Did anyone notice how much their new mansion in LA looks like the Hitler camp he sent KH to in the California desert?
Same style with everything in lockdown, no escaping. TC even has a Hitler
haircut.
I am sure the Scientology training also included instructions on what to do when Tom Cruise is found in bed cock deep in David Miscaviage. That is when she really needs work on getting clear, and purified from the cornea burns Xenu inflicts on her.
39, when did he make her change her name??
omg.
D:
i wish someone would freaking intervien soon.
:(
She looks freakishly huge next to that little man
#43 He told everyone he thinks “Kate” is more mature than Katie, calls her that when he refers to her, corrects anyone who uses “Katie”. Before she married him she announced her new professional name was going to be “Kate Cruise”.

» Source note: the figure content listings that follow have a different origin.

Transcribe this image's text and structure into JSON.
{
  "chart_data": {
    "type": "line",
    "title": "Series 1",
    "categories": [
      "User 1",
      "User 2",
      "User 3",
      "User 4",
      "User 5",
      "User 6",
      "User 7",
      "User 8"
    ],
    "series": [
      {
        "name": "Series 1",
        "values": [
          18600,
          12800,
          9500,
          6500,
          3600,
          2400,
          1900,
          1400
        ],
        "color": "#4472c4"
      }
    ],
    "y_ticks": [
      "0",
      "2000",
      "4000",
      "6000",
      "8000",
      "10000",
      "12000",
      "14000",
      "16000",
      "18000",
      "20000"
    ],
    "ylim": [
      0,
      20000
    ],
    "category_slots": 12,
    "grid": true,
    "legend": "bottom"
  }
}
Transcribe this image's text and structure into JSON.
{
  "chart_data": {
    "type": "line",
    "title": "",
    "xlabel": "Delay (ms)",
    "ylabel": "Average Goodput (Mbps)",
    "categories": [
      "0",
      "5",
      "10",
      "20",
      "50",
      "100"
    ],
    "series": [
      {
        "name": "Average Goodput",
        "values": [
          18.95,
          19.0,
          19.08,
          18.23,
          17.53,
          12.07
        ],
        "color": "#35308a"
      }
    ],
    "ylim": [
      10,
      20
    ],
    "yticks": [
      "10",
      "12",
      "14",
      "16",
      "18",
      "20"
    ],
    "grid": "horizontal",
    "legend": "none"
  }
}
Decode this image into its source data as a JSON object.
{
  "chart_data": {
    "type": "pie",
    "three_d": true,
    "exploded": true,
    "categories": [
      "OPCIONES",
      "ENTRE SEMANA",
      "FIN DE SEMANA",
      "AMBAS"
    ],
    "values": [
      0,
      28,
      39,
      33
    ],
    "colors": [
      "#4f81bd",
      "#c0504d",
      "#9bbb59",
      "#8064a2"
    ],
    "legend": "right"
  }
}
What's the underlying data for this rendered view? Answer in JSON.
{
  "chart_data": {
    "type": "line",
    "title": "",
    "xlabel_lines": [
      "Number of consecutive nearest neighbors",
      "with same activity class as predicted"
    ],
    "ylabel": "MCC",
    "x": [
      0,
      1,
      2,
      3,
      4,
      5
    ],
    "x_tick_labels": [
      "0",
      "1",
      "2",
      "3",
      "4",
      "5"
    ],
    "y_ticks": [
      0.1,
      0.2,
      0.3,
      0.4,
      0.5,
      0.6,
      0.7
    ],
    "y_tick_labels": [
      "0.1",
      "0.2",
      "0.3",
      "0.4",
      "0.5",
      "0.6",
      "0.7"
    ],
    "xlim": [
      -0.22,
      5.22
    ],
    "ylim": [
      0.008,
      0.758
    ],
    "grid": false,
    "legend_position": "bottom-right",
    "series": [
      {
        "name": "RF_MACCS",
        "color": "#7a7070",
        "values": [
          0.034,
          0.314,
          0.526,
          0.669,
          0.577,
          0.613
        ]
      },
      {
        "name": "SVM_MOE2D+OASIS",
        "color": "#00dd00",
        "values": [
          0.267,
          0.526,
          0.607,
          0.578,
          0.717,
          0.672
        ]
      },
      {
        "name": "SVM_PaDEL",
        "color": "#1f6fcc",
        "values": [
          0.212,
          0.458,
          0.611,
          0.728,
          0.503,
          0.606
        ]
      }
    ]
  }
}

Little did she know she’s never gonna get a chance to see it anywhere – well, not unless someone greenlights Battleship Earth Part 2 – that’s the only thing he’ll allow her to act in.
whats with the Scientology ad’s now? Kinda odd seeing it on this page of all places.
Yeah, I remember the “Kate Cruise” thing. Never materialized though. They didn’t use it for Mad Money. Not that I watched that crap.
Anyone besides me think she looks like an anaconda here?
#48 Well, I wouldn’t put any money on Suri’s finding her lost guinea pig any time soon.
I’m torn, guys. On the one hand, Scientology is a scam and a joke. On the other hand, it puts crazy nitwits like TomKat in physical danger, as well as corraling their genetic lines of lunacy into one dead-end gene pool. I don’t want to say it’s “good”, but can I really say it’s “bad”?